Dormía profundamente arriba cuando llamaron a la puerta. Se sobresaltó; resultó ser su madre, que jadeaba y decía: «Es de mañana y aún no te has levantado, hijo». Durmió profundamente, abrió los ojos y miró el reloj, pensando que eran las 5:30 a. m., pero resultó que solo eran las 2 a. m. Estaba enojado y compadecido por su madre, que ya tenía más de 80 años. Tenía la vista nublada, las piernas lentas, las manos temblorosas, y aún más triste era su pérdida de memoria y su confusión con el tiempo.
La semana pasada, llovió a cántaros durante varios días, y el anciano durmió profundamente durante el día. Al despertar, confundió la tarde con la madrugada. Por suerte, solo duró unos días, pero la vecina, de unos 90 años, había cambiado la zona horaria del día a la noche, durmiendo con la almohada durante el día, desvelándose preparando té, leyendo el periódico y limpiando la casa, lo que impacientaba a su hijo, que siempre estaba de mal humor porque temía que se moviera por la noche y fuera difícil de controlar.

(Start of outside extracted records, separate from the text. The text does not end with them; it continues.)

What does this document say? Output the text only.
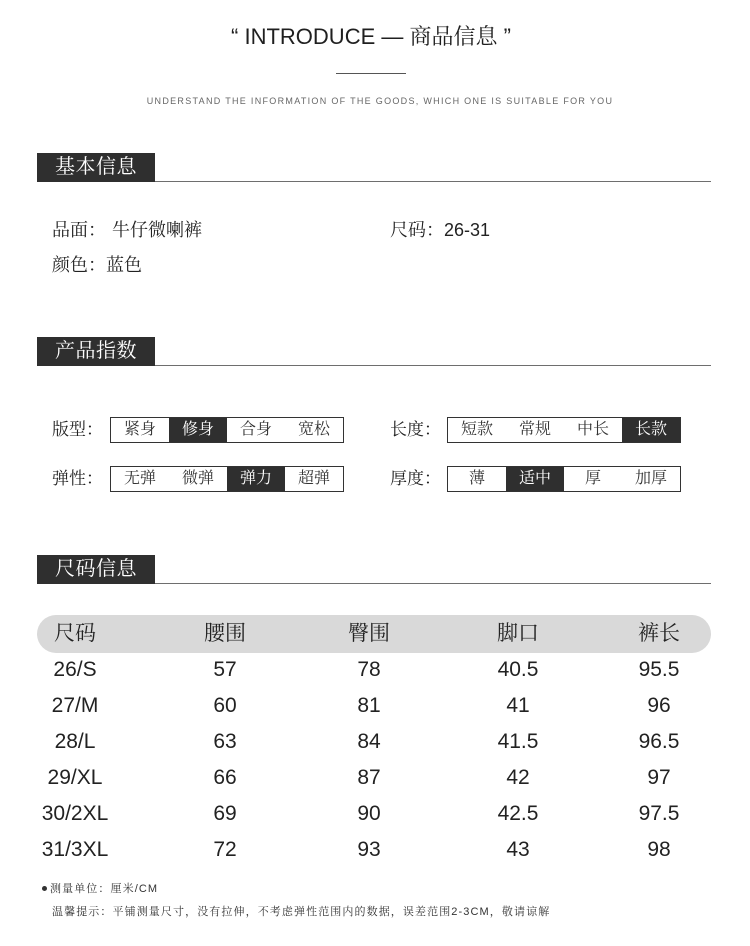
“ INTRODUCE — 商品信息 ”
UNDERSTAND THE INFORMATION OF THE GOODS, WHICH ONE IS SUITABLE FOR YOU
基本信息
品面： 牛仔微喇裤	尺码：26-31
颜色：蓝色
产品指数
版型：	紧身	修身	合身	宽松	长度：	短款	常规	中长	长款
弹性：	无弹	微弹	弹力	超弹	厚度：	薄	适中	厚	加厚
尺码信息
尺码	腰围	臀围	脚口	裤长
26/S	57	78	40.5	95.5
27/M	60	81	41	96
28/L	63	84	41.5	96.5
29/XL	66	87	42	97
30/2XL	69	90	42.5	97.5
31/3XL	72	93	43	98
测量单位：厘米/CM
温馨提示：平铺测量尺寸，没有拉伸，不考虑弹性范围内的数据，误差范围2-3CM，敬请谅解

El otro día, se encontró por casualidad con su amiga de la universidad. Ambas tenían que cuidar a ancianos, así que fue fácil hablar y comprender. Su amiga comentó que la salud física y mental de su madre se deterioraba mes a mes, y que vivir con ella le había obligado a aprender a ser paciente. Quizás por la costumbre de vivir durante la época de subsidios, cuando escaseaban la comida y la ropa, llamaba a la puerta de su hija cada 15 minutos para preguntar a qué hora cocinar el arroz y nunca recordaba qué comer. Había platos como el repollo que conocía, pero dijo que nunca los había comido. Una vez, pidió rollos de arroz, su hija los compró, pero los tiró y pidió pho.
Cada vez que los vecinos venían de visita, decía que tenía que cocinar y limpiar la casa a diario, lo que al principio hacía que la vieran como un bicho raro. Después, tenía que ir a la puerta y decirles que su madre estaba senil. Era normal que la llamara constantemente al salir de casa. Dondequiera que iba, siempre le decía a su abuela a qué hora llegaría, pero normalmente su abuela la llamaba unos 30 minutos antes de la hora límite.
Era agotador y frustrante, pero tenía que acostumbrarse a todo. Y lo consideraba el destino; además, cuidar de su madre no era lo mismo que cuidar de una desconocida. Él la consoló: «Ir al templo a adorar a Buda todo el año no es tan bueno como cuidar de los padres en casa. ¡Los padres son el Buda viviente!». Sonrió con tristeza: «Lo sé, pero a veces la vida parece insignificante al presenciar los últimos años de la vida de una persona. Tengo que recordarme lo insatisfactoria que es la vida y la paciencia».